Public Square, Damascus

DAMASCUS (usually called Esh Shâm, also Dimeshk) is one of the oldest and most remarkable cities in the world, and bursts upon the view of the traveller like a vision of paradise. It is situated at the base of the Anti-Lebanon Mountains, in latitude 33° 32´ north, longitude 36° 20´ east; one hundred and thirty-three English miles north-north-east of Jerusalem, one hundred and eighty miles south-by-west of Aleppo, and about fifty miles east of the Mediterranean, at an altitude of two thousand two hundred and sixty feet above the sea-level. It numbers about one hundred and twenty thousand inhabitants, mostly Mohammedans, twelve thousand Christians, and five thousand Jews. . . . It can be reached from Jerusalem through Samaria, Galilee, and over Mount Hermon (the Mont Blanc of Syria), in a week’s journey on horseback, and from Beirût, by the French diligence, in about fourteen hours (from 4 A.M. to 5.30 P.M.), over the splendid macadamised road of seventy miles, which was built by a French company after the massacre of 1860. The climate is delightful; in the summer the heat rises to 100° and 104°, but the nights are cool and the dews heavy. (Source: Picturesque Palestine, vol. 2, pp. 143-44.)

Gardens of Damascus

Dr. J. L. Porter, who spent several years in Damascus, says: “Damascus occupies one of those sites which Nature seems to have intended for a perennial city; its beauty stands unrivalled, its richness has passed into a proverb, and its supply of water is unlimited, making fountains sparkle in every dwelling.” The beauty of Damascus is all the more striking for the contrast to the barren desert which surrounds this oasis. The white city looks like a diamond set in the dark green of fruitful gardens. These gardens and orchards extend several miles around the city to the borders of the desert, and are a marvel of fertility. The fields of wheat and barley and beans are shaded by fruit and forest trees—the poplar, the cypress, the palm, the walnut, the citron, the pomegranate, the orange, the apricot, the fig-tree, arrayed in a rich variety of colours, laden with golden fruit, and filling the air with sweet fragrance. The soil is refreshed by perennial streams of abounding water from the mountain. A ride through these shady groves, after a journey over the barren desert under the scorching heat of the Syrian sun, is a luxury which must be enjoyed to be appreciated. (Source: Picturesque Palestine, vol. 2, p. 144.)

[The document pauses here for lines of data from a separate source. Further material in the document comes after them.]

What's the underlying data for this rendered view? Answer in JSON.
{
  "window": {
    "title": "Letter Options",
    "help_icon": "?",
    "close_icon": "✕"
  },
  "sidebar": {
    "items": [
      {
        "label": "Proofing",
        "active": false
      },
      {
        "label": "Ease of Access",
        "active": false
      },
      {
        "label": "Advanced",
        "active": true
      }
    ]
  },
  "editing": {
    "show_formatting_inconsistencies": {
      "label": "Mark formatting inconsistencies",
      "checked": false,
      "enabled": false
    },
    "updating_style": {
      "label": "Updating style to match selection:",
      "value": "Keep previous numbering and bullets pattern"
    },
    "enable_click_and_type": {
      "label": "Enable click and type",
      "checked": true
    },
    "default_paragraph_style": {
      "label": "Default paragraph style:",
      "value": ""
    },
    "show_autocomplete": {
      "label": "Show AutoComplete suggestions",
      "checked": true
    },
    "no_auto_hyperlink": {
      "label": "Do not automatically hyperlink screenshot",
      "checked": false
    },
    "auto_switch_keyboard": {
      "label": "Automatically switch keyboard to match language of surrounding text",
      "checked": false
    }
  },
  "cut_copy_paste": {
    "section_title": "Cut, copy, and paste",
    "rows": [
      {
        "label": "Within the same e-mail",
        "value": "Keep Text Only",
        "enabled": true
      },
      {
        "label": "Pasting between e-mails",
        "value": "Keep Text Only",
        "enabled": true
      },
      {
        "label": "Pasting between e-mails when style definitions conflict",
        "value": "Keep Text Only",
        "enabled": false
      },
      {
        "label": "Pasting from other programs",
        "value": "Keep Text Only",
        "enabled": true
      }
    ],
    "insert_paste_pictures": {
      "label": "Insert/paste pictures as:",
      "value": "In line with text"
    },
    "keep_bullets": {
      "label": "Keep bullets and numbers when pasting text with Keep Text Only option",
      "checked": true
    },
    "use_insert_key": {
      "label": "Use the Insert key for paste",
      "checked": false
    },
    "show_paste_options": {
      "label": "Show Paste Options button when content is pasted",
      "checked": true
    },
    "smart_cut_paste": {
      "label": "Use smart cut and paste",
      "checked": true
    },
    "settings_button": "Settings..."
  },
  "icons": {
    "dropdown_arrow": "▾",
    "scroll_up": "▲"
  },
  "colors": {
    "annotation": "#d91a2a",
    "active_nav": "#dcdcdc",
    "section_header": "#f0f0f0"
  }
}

Source: Picturesque Palestine, vol. 2, facing p. 173.

A Street in Damascus

The inside of Damascus contrasts at first unfavourably with the outside. The streets, with few exceptions, are narrow, crooked, and filthy, and form a labyrinth which makes a guide indispensable . . . . The houses are high and generally unsightly externally. . . .  The illustrations of this chapter furnish an excellent panorama of the daily life and business of the people of Damascus. The main streets are densely crowded with passengers in all sorts of costume and colour—venerable-looking men with patriarchal beards, semi-savage Bedouins of the desert, veiled women, pedlars of fruit, carriers of water, beggars in rags, braying donkeys, growling camels, barking dogs—the scavengers of the East—men and beasts jostling against each other in endless confusion. This motley street life is at once amusing and bewildering, a moving panorama, a perpetual carnival. It is the very opposite of the sight on the Paris Boulevards, London Bridge, or New York Broadway. (Source: Picturesque Palestine, vol. 2, pp. 146, 172-73.)

The Horse Bazaar, Damascus, As It Appears on Market Days

. . . even in the far East, where the currents of life are thought to be more sluggish, great centres of traffic and travel exist to-day, and have existed from the earliest times. . . . Damascus was bordered by the desert on two of its sides; yet, in regard to the matter we are now considering, it does not rank second to any city of the Old World. One great route led west to Tyre and the sea-coast. Another led south-west to Jerusalem and Egypt. Another led south through the rich countries of Bashan, Ammon, Moab, and Edom, to the Gulf of ’Akaba, passing the lines running at right-angles to it, which led to the Persian Gulf in one direction and to the Red Sea in another. A fourth route led north-west and north to the kingdoms of Karkor, Hamath, and Halman, or Aleppo. A fifth led north-east, past Palmyra to Nineveh, on the Tigris. A sixth led directly east across the desert to Babylon; while a seventh probably led south-east past Salchad, reaching the head of the Persian Gulf through the northern part of Arabia. That news, merchandise, and men from all parts of the world should be found here, would be inevitable. This would be true through all the centuries from the time of Christ back to the days of Abraham. (Source: Picturesque Palestine, vol. 2, p. 188.)